LE CANCAN

The first steps of the “French cancan” date back to the 1830s, before it was called “cancan”. It was a wild (understand athletic) version of an older dance, the Quadrille, and was danced in the Latin Quarter’s balls by the students and their female companions. That form of dance really took off after being featured in Jacque Offenbach’s very popular operetta Orpheé aux Enfers (Orpheus in the Underworld), in 1858. The wild steps, this time set to Offenbach’s exhilarating music (a gallop in the score), were a winning combination and gained instantly international popularity. The genius of Zidler, the manager of the Moulin Rouge, was to see a potential money-making (show) business in the acrobatics of unruly flower girls, laundresses, maids, and the likes who were going wild in the dance halls of the time. He hired them and organized them into a true corps of professional dancers.
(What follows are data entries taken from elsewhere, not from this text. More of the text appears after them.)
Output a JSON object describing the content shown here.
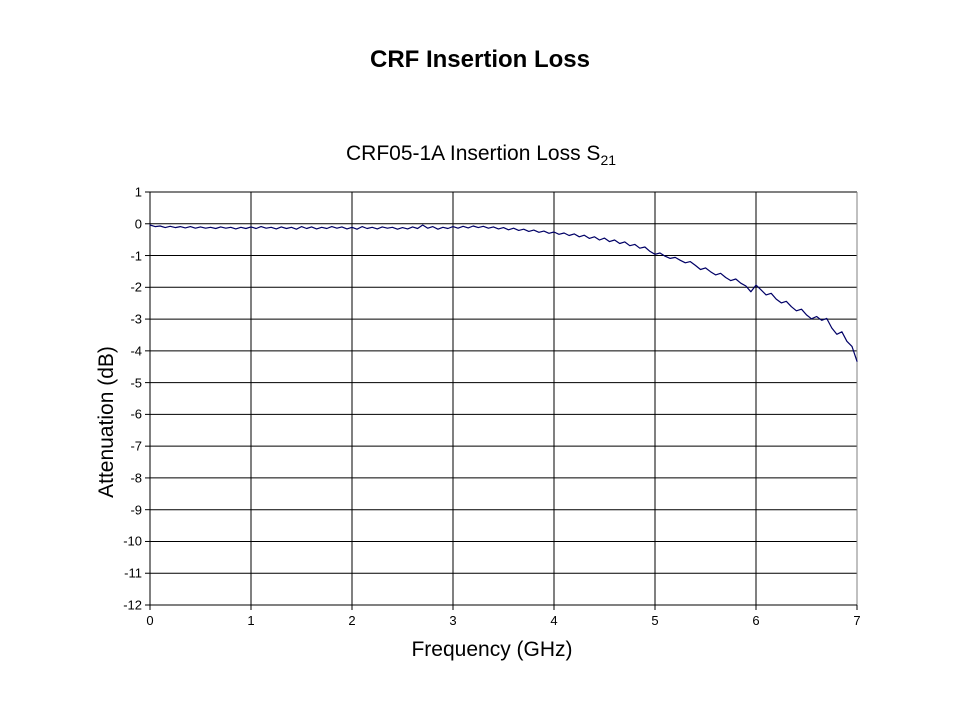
{
  "slide": {
    "title": "CRF Insertion Loss"
  },
  "chart": {
    "title": "CRF05-1A Insertion Loss S",
    "title_subscript": "21",
    "x_axis_title": "Frequency (GHz)",
    "y_axis_title": "Attenuation (dB)"
  },
  "chart_data": {
    "type": "line",
    "title": "CRF05-1A Insertion Loss S21",
    "xlabel": "Frequency (GHz)",
    "ylabel": "Attenuation (dB)",
    "xlim": [
      0,
      7
    ],
    "ylim": [
      -12,
      1
    ],
    "x_ticks": [
      0,
      1,
      2,
      3,
      4,
      5,
      6,
      7
    ],
    "y_ticks": [
      1,
      0,
      -1,
      -2,
      -3,
      -4,
      -5,
      -6,
      -7,
      -8,
      -9,
      -10,
      -11,
      -12
    ],
    "grid": true,
    "legend": false,
    "colors": {
      "line": "#000066",
      "grid": "#000000",
      "axis": "#000000",
      "border": "#808080",
      "text": "#000000",
      "background": "#ffffff"
    },
    "x": [
      0.0,
      0.05,
      0.1,
      0.15,
      0.2,
      0.25,
      0.3,
      0.35,
      0.4,
      0.45,
      0.5,
      0.55,
      0.6,
      0.65,
      0.7,
      0.75,
      0.8,
      0.85,
      0.9,
      0.95,
      1.0,
      1.05,
      1.1,
      1.15,
      1.2,
      1.25,
      1.3,
      1.35,
      1.4,
      1.45,
      1.5,
      1.55,
      1.6,
      1.65,
      1.7,
      1.75,
      1.8,
      1.85,
      1.9,
      1.95,
      2.0,
      2.05,
      2.1,
      2.15,
      2.2,
      2.25,
      2.3,
      2.35,
      2.4,
      2.45,
      2.5,
      2.55,
      2.6,
      2.65,
      2.7,
      2.75,
      2.8,
      2.85,
      2.9,
      2.95,
      3.0,
      3.05,
      3.1,
      3.15,
      3.2,
      3.25,
      3.3,
      3.35,
      3.4,
      3.45,
      3.5,
      3.55,
      3.6,
      3.65,
      3.7,
      3.75,
      3.8,
      3.85,
      3.9,
      3.95,
      4.0,
      4.05,
      4.1,
      4.15,
      4.2,
      4.25,
      4.3,
      4.35,
      4.4,
      4.45,
      4.5,
      4.55,
      4.6,
      4.65,
      4.7,
      4.75,
      4.8,
      4.85,
      4.9,
      4.95,
      5.0,
      5.05,
      5.1,
      5.15,
      5.2,
      5.25,
      5.3,
      5.35,
      5.4,
      5.45,
      5.5,
      5.55,
      5.6,
      5.65,
      5.7,
      5.75,
      5.8,
      5.85,
      5.9,
      5.95,
      6.0,
      6.05,
      6.1,
      6.15,
      6.2,
      6.25,
      6.3,
      6.35,
      6.4,
      6.45,
      6.5,
      6.55,
      6.6,
      6.65,
      6.7,
      6.75,
      6.8,
      6.85,
      6.9,
      6.95,
      7.0
    ],
    "y": [
      -0.04,
      -0.09,
      -0.07,
      -0.12,
      -0.08,
      -0.12,
      -0.09,
      -0.13,
      -0.09,
      -0.14,
      -0.1,
      -0.14,
      -0.11,
      -0.15,
      -0.1,
      -0.14,
      -0.11,
      -0.16,
      -0.11,
      -0.15,
      -0.1,
      -0.15,
      -0.09,
      -0.14,
      -0.11,
      -0.16,
      -0.1,
      -0.15,
      -0.11,
      -0.17,
      -0.09,
      -0.15,
      -0.1,
      -0.16,
      -0.11,
      -0.15,
      -0.09,
      -0.14,
      -0.1,
      -0.16,
      -0.11,
      -0.17,
      -0.09,
      -0.15,
      -0.11,
      -0.16,
      -0.1,
      -0.14,
      -0.11,
      -0.17,
      -0.12,
      -0.16,
      -0.1,
      -0.15,
      -0.04,
      -0.14,
      -0.09,
      -0.17,
      -0.11,
      -0.15,
      -0.09,
      -0.14,
      -0.08,
      -0.13,
      -0.07,
      -0.12,
      -0.08,
      -0.14,
      -0.1,
      -0.16,
      -0.12,
      -0.19,
      -0.14,
      -0.21,
      -0.17,
      -0.24,
      -0.2,
      -0.27,
      -0.23,
      -0.3,
      -0.26,
      -0.33,
      -0.29,
      -0.37,
      -0.32,
      -0.41,
      -0.36,
      -0.46,
      -0.41,
      -0.51,
      -0.45,
      -0.56,
      -0.51,
      -0.62,
      -0.57,
      -0.69,
      -0.65,
      -0.77,
      -0.73,
      -0.87,
      -0.96,
      -0.92,
      -1.02,
      -1.09,
      -1.06,
      -1.15,
      -1.23,
      -1.19,
      -1.31,
      -1.44,
      -1.39,
      -1.51,
      -1.61,
      -1.56,
      -1.69,
      -1.79,
      -1.74,
      -1.87,
      -1.96,
      -2.14,
      -1.93,
      -2.08,
      -2.24,
      -2.19,
      -2.37,
      -2.49,
      -2.44,
      -2.61,
      -2.74,
      -2.69,
      -2.87,
      -2.99,
      -2.92,
      -3.04,
      -2.98,
      -3.28,
      -3.48,
      -3.4,
      -3.7,
      -3.86,
      -4.33
    ]
  }
}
With their revealing high kicks, frenzied spins, dramatic final splits, and lavish displays of frothy underwear, La Goulue (Glutton), Nini Patte-en-l’air (High-hoofing-Nini), Torpille (Torpedo) and their colleagues quickly turned the ailing Moulin Rouge nightclub into the “rendez-vous du (night) high-life”, capturing the fancy of the rich night owls.

This is how the 1898 “Guide des Plaisirs à Paris” describes the cancan: “a host of young girls who are there to demonstrate the heavenly Parisian Chahut dance as its traditional reputation demands…with a physical elasticity as they do the splits, which promises just as much flexibility in their morals.”